Fundraiser held for Meyersville teen battling leprosy
Aug. 9, 2014 at 5:30 p.m.
Updated Aug. 9, 2014 at 10:37 p.m.
Some statistics on leprosy
• 213 new cases were reported in the U.S. in 2009.
• More than 14 million cases have been cured since the World Health Organization initiated its Leprosy Elimination Project during the 1980s.
• 95 percent of the human population is not susceptible to infection.
• In 2009, there were 244,796 cases of leprosy worldwide. In 2010, there were 211,903 cases.
Most new cases are reported in Texas, California, Florida, Hawaii, Louisiana, Massachusetts and New York.
SOURCE: NATIONAL INSTITUTE OF ALLERGY AND INFECTIOUS DISEASES; HEALTH RESOURCES AND SERVICES ADMINISTRATION, AN AGENCY OF U.S. HEALTH AND HUMAN SERVICES
NORDHEIM - Beaming with a smile and arms wide open, Cody Baker stopped to bask in the fanfare he received at a Nordheim dining hall Saturday afternoon.
The 16-year-old from Meyersville is battling Hansen's disease, better known as leprosy. Baker made a surprise appearance at a fundraiser in his honor at the Nordheim Shooting Club.

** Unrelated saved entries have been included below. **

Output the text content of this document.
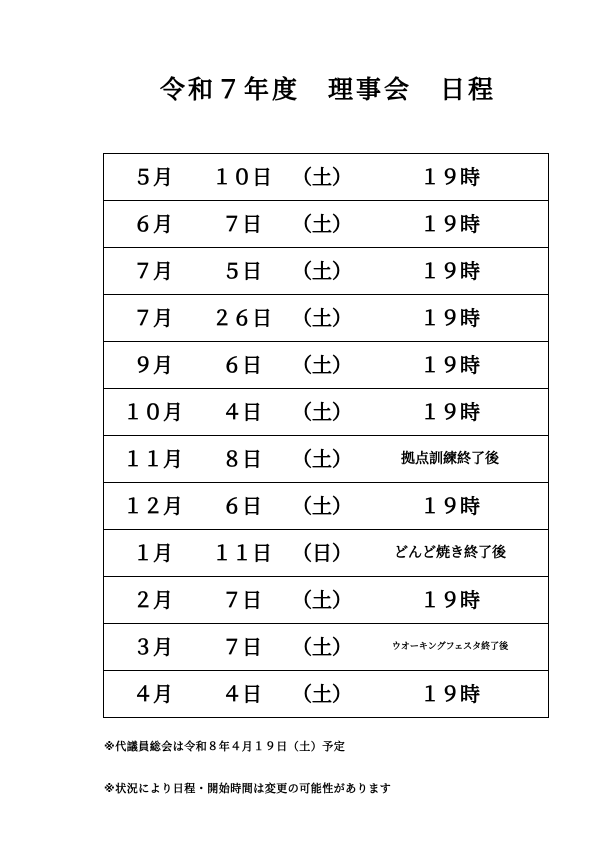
令和７年度　理事会　日程
５月	１０日	（土）	１９時

６月	７日	（土）	１９時

７月	５日	（土）	１９時

７月	２６日	（土）	１９時

９月	６日	（土）	１９時

１０月	４日	（土）	１９時

１１月	８日	（土）	拠点訓練終了後

１２月	６日	（土）	１９時

１月	１１日	（日）	どんど焼き終了後

２月	７日	（土）	１９時

３月	７日	（土）	ウオーキングフェスタ終了後

４月	４日	（土）	１９時
※代議員総会は令和８年４月１９日（土）予定
※状況により日程・開始時間は変更の可能性があります
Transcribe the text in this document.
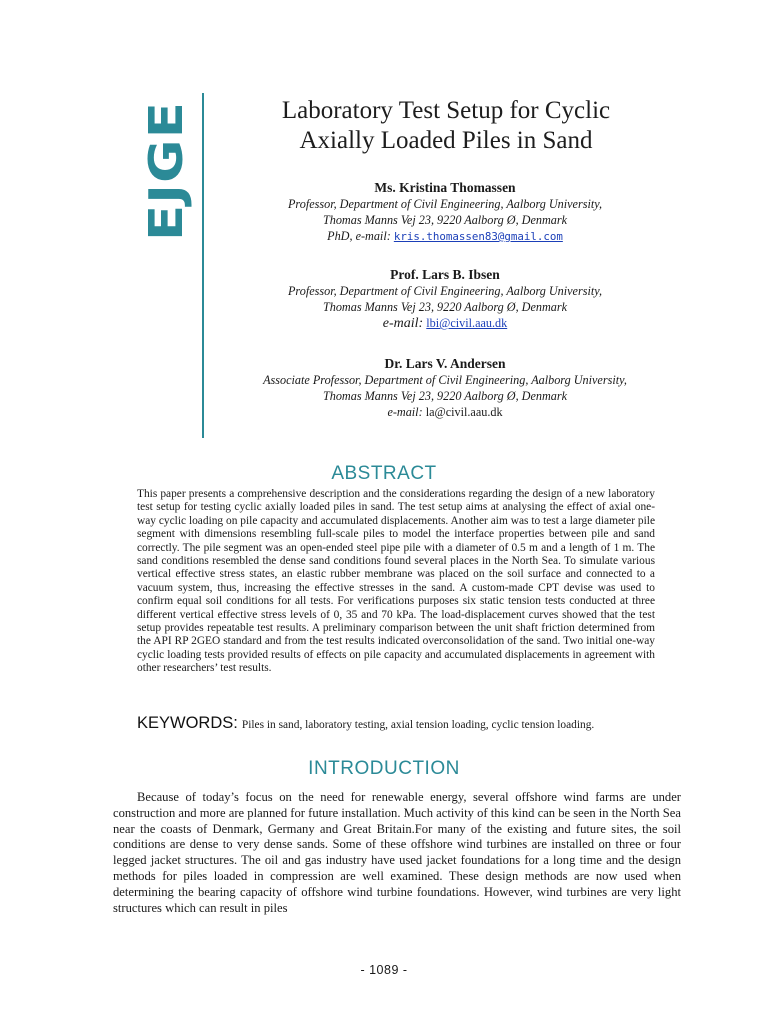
EJGE
Laboratory Test Setup for Cyclic
Axially Loaded Piles in Sand
Ms. Kristina Thomassen
Professor, Department of Civil Engineering, Aalborg University,
Thomas Manns Vej 23, 9220 Aalborg Ø, Denmark
PhD, e-mail: kris.thomassen83@gmail.com
Prof. Lars B. Ibsen
Professor, Department of Civil Engineering, Aalborg University,
Thomas Manns Vej 23, 9220 Aalborg Ø, Denmark
e-mail: lbi@civil.aau.dk
Dr. Lars V. Andersen
Associate Professor, Department of Civil Engineering, Aalborg University,
Thomas Manns Vej 23, 9220 Aalborg Ø, Denmark
e-mail: la@civil.aau.dk
ABSTRACT

This paper presents a comprehensive description and the considerations regarding the design of a new laboratory test setup for testing cyclic axially loaded piles in sand. The test setup aims at analysing the effect of axial one-way cyclic loading on pile capacity and accumulated displacements. Another aim was to test a large diameter pile segment with dimensions resembling full-scale piles to model the interface properties between pile and sand correctly. The pile segment was an open-ended steel pipe pile with a diameter of 0.5 m and a length of 1 m. The sand conditions resembled the dense sand conditions found several places in the North Sea. To simulate various vertical effective stress states, an elastic rubber membrane was placed on the soil surface and connected to a vacuum system, thus, increasing the effective stresses in the sand. A custom-made CPT devise was used to confirm equal soil conditions for all tests. For verifications purposes six static tension tests conducted at three different vertical effective stress levels of 0, 35 and 70 kPa. The load-displacement curves showed that the test setup provides repeatable test results. A preliminary comparison between the unit shaft friction determined from the API RP 2GEO standard and from the test results indicated overconsolidation of the sand. Two initial one-way cyclic loading tests provided results of effects on pile capacity and accumulated displacements in agreement with other researchers’ test results.

KEYWORDS: Piles in sand, laboratory testing, axial tension loading, cyclic tension loading.
INTRODUCTION

Because of today’s focus on the need for renewable energy, several offshore wind farms are under construction and more are planned for future installation. Much activity of this kind can be seen in the North Sea near the coasts of Denmark, Germany and Great Britain.For many of the existing and future sites, the soil conditions are dense to very dense sands. Some of these offshore wind turbines are installed on three or four legged jacket structures. The oil and gas industry have used jacket foundations for a long time and the design methods for piles loaded in compression are well examined. These design methods are now used when determining the bearing capacity of offshore wind turbine foundations. However, wind turbines are very light structures which can result in piles

- 1089 -
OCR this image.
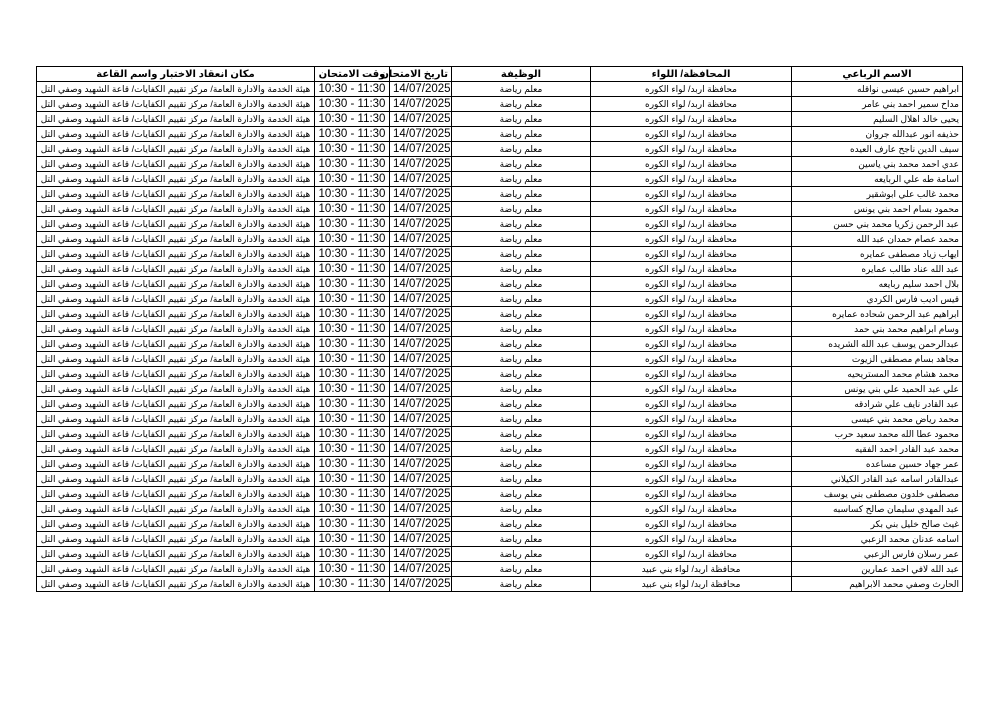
الاسم الرباعي	المحافظة/ اللواء	الوظيفة	تاريخ الامتحان	وقت الامتحان	مكان انعقاد الاختبار واسم القاعة
ابراهيم حسين عيسى نواقله	محافظة اربد/ لواء الكوره	معلم رياضة	14/07/2025	10:30 - 11:30	هيئة الخدمة والادارة العامة/ مركز تقييم الكفايات/ قاعة الشهيد وصفي التل
مداح سمير احمد بني عامر	محافظة اربد/ لواء الكوره	معلم رياضة	14/07/2025	10:30 - 11:30	هيئة الخدمة والادارة العامة/ مركز تقييم الكفايات/ قاعة الشهيد وصفي التل
يحيى خالد اهلال السليم	محافظة اربد/ لواء الكوره	معلم رياضة	14/07/2025	10:30 - 11:30	هيئة الخدمة والادارة العامة/ مركز تقييم الكفايات/ قاعة الشهيد وصفي التل
حذيفه انور عبدالله جروان	محافظة اربد/ لواء الكوره	معلم رياضة	14/07/2025	10:30 - 11:30	هيئة الخدمة والادارة العامة/ مركز تقييم الكفايات/ قاعة الشهيد وصفي التل
سيف الدين ناجح عارف العيده	محافظة اربد/ لواء الكوره	معلم رياضة	14/07/2025	10:30 - 11:30	هيئة الخدمة والادارة العامة/ مركز تقييم الكفايات/ قاعة الشهيد وصفي التل
عدي احمد محمد بني ياسين	محافظة اربد/ لواء الكوره	معلم رياضة	14/07/2025	10:30 - 11:30	هيئة الخدمة والادارة العامة/ مركز تقييم الكفايات/ قاعة الشهيد وصفي التل
اسامة طه علي الربايعه	محافظة اربد/ لواء الكوره	معلم رياضة	14/07/2025	10:30 - 11:30	هيئة الخدمة والادارة العامة/ مركز تقييم الكفايات/ قاعة الشهيد وصفي التل
محمد غالب علي ابوشقير	محافظة اربد/ لواء الكوره	معلم رياضة	14/07/2025	10:30 - 11:30	هيئة الخدمة والادارة العامة/ مركز تقييم الكفايات/ قاعة الشهيد وصفي التل
محمود بسام احمد بني يونس	محافظة اربد/ لواء الكوره	معلم رياضة	14/07/2025	10:30 - 11:30	هيئة الخدمة والادارة العامة/ مركز تقييم الكفايات/ قاعة الشهيد وصفي التل
عبد الرحمن زكريا محمد بني حسن	محافظة اربد/ لواء الكوره	معلم رياضة	14/07/2025	10:30 - 11:30	هيئة الخدمة والادارة العامة/ مركز تقييم الكفايات/ قاعة الشهيد وصفي التل
محمد عصام حمدان عبد الله	محافظة اربد/ لواء الكوره	معلم رياضة	14/07/2025	10:30 - 11:30	هيئة الخدمة والادارة العامة/ مركز تقييم الكفايات/ قاعة الشهيد وصفي التل
ايهاب زياد مصطفى عمايره	محافظة اربد/ لواء الكوره	معلم رياضة	14/07/2025	10:30 - 11:30	هيئة الخدمة والادارة العامة/ مركز تقييم الكفايات/ قاعة الشهيد وصفي التل
عبد الله عناد طالب عمايره	محافظة اربد/ لواء الكوره	معلم رياضة	14/07/2025	10:30 - 11:30	هيئة الخدمة والادارة العامة/ مركز تقييم الكفايات/ قاعة الشهيد وصفي التل
بلال احمد سليم ربايعه	محافظة اربد/ لواء الكوره	معلم رياضة	14/07/2025	10:30 - 11:30	هيئة الخدمة والادارة العامة/ مركز تقييم الكفايات/ قاعة الشهيد وصفي التل
قيس اديب فارس الكردي	محافظة اربد/ لواء الكوره	معلم رياضة	14/07/2025	10:30 - 11:30	هيئة الخدمة والادارة العامة/ مركز تقييم الكفايات/ قاعة الشهيد وصفي التل
ابراهيم عبد الرحمن شحاده عمايره	محافظة اربد/ لواء الكوره	معلم رياضة	14/07/2025	10:30 - 11:30	هيئة الخدمة والادارة العامة/ مركز تقييم الكفايات/ قاعة الشهيد وصفي التل
وسام ابراهيم محمد بني حمد	محافظة اربد/ لواء الكوره	معلم رياضة	14/07/2025	10:30 - 11:30	هيئة الخدمة والادارة العامة/ مركز تقييم الكفايات/ قاعة الشهيد وصفي التل
عبدالرحمن يوسف عبد الله الشريده	محافظة اربد/ لواء الكوره	معلم رياضة	14/07/2025	10:30 - 11:30	هيئة الخدمة والادارة العامة/ مركز تقييم الكفايات/ قاعة الشهيد وصفي التل
مجاهد بسام مصطفى الزيوت	محافظة اربد/ لواء الكوره	معلم رياضة	14/07/2025	10:30 - 11:30	هيئة الخدمة والادارة العامة/ مركز تقييم الكفايات/ قاعة الشهيد وصفي التل
محمد هشام محمد المستريحيه	محافظة اربد/ لواء الكوره	معلم رياضة	14/07/2025	10:30 - 11:30	هيئة الخدمة والادارة العامة/ مركز تقييم الكفايات/ قاعة الشهيد وصفي التل
علي عبد الحميد علي بني يونس	محافظة اربد/ لواء الكوره	معلم رياضة	14/07/2025	10:30 - 11:30	هيئة الخدمة والادارة العامة/ مركز تقييم الكفايات/ قاعة الشهيد وصفي التل
عبد القادر نايف علي شرادقه	محافظة اربد/ لواء الكوره	معلم رياضة	14/07/2025	10:30 - 11:30	هيئة الخدمة والادارة العامة/ مركز تقييم الكفايات/ قاعة الشهيد وصفي التل
محمد رياض محمد بني عيسى	محافظة اربد/ لواء الكوره	معلم رياضة	14/07/2025	10:30 - 11:30	هيئة الخدمة والادارة العامة/ مركز تقييم الكفايات/ قاعة الشهيد وصفي التل
محمود عطا الله محمد سعيد حرب	محافظة اربد/ لواء الكوره	معلم رياضة	14/07/2025	10:30 - 11:30	هيئة الخدمة والادارة العامة/ مركز تقييم الكفايات/ قاعة الشهيد وصفي التل
محمد عبد القادر احمد الفقيه	محافظة اربد/ لواء الكوره	معلم رياضة	14/07/2025	10:30 - 11:30	هيئة الخدمة والادارة العامة/ مركز تقييم الكفايات/ قاعة الشهيد وصفي التل
عمر جهاد حسين مساعده	محافظة اربد/ لواء الكوره	معلم رياضة	14/07/2025	10:30 - 11:30	هيئة الخدمة والادارة العامة/ مركز تقييم الكفايات/ قاعة الشهيد وصفي التل
عبدالقادر اسامه عبد القادر الكيلاني	محافظة اربد/ لواء الكوره	معلم رياضة	14/07/2025	10:30 - 11:30	هيئة الخدمة والادارة العامة/ مركز تقييم الكفايات/ قاعة الشهيد وصفي التل
مصطفى خلدون مصطفى بني يوسف	محافظة اربد/ لواء الكوره	معلم رياضة	14/07/2025	10:30 - 11:30	هيئة الخدمة والادارة العامة/ مركز تقييم الكفايات/ قاعة الشهيد وصفي التل
عبد المهدي سليمان صالح كساسبه	محافظة اربد/ لواء الكوره	معلم رياضة	14/07/2025	10:30 - 11:30	هيئة الخدمة والادارة العامة/ مركز تقييم الكفايات/ قاعة الشهيد وصفي التل
غيث صالح خليل بني بكر	محافظة اربد/ لواء الكوره	معلم رياضة	14/07/2025	10:30 - 11:30	هيئة الخدمة والادارة العامة/ مركز تقييم الكفايات/ قاعة الشهيد وصفي التل
اسامه عدنان محمد الزعبي	محافظة اربد/ لواء الكوره	معلم رياضة	14/07/2025	10:30 - 11:30	هيئة الخدمة والادارة العامة/ مركز تقييم الكفايات/ قاعة الشهيد وصفي التل
عمر رسلان فارس الزعبي	محافظة اربد/ لواء الكوره	معلم رياضة	14/07/2025	10:30 - 11:30	هيئة الخدمة والادارة العامة/ مركز تقييم الكفايات/ قاعة الشهيد وصفي التل
عبد الله لافي احمد عمارين	محافظة اربد/ لواء بني عبيد	معلم رياضة	14/07/2025	10:30 - 11:30	هيئة الخدمة والادارة العامة/ مركز تقييم الكفايات/ قاعة الشهيد وصفي التل
الحارث وصفي محمد الابراهيم	محافظة اربد/ لواء بني عبيد	معلم رياضة	14/07/2025	10:30 - 11:30	هيئة الخدمة والادارة العامة/ مركز تقييم الكفايات/ قاعة الشهيد وصفي التل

He was on a 24-hour release from the National Hansen's Disease Program in Baton Rouge, La.
"I asked my doctor if I can go home for a weekend," Cody said, not expecting it to happen, especially the weekend of the fundraiser.
Hansen's is "a chronic bacterial disease that primarily affects the skin, peripheral nerves and upper airway," according to the program's website. "Feared as a highly contagious and devastating disease, it is well established that Hansen's disease is not highly transmissible, is very treatable and, with early diagnosis and treatment, is not disabling."
Doctors have not determined how Cody contracted the disease, though it commonly is associated with armadillos. He has said he doesn't remember encountering one.
He was misdiagnosed a few times, and he and family didn't find the right fit in a doctor right away. Once his mother, Christy Baker, 35, heard "leprosy," she was stunned.
"I said 'What?'" the Meyersville resident recalled. "I'm old enough to know I've heard it before. I'm not old enough to know what it is."
Cody has been on a regimen of antibiotics and a steroid, which has caused him to gain weight. He went from weighing about 135 pounds in 2012 to weighing about 215 pounds.
One of the drugs he's taking costs $5,000 a pill. He takes three a day. The Baton Rouge program covers it, but when he returns home toward the end of the month, a battle with his insurance provider could commence.
At one point, the disease left him cringing at night because of the pain from moving. But Saturday, he ran, clung to friends and family and even skateboarded.
"I feel fine," he said. "I feel like a kid."
One of those friends he embraced was Taylor Hahn, a 15-year-old from Cuero. She's visited him in Baton Rouge.
"He's basically my best friend," she said. "He's really nice. He's the sweetest guy I know."
During the afternoon, family, friends and other supporters made donations, partook in a barbecue meal and made bids on a silent auction. The event was scheduled to run through midnight.
Cuero residents Loraine and Edwin Michalek, who have known Cody since he was a boy, helped organize the event and provided meat for barbecuing.
Waller resident Paula Aaron also helped organize. Aaron, who doesn't know the Bakers well, said her faith in God influenced her decision to help.
"All he wants to do is be a teenager and drive a truck like other boys," Aaron said.
Cody is expected to face five more years of treatment.
"It's good because I have a good attitude," he said, "and they say I'm young. I'll heal faster."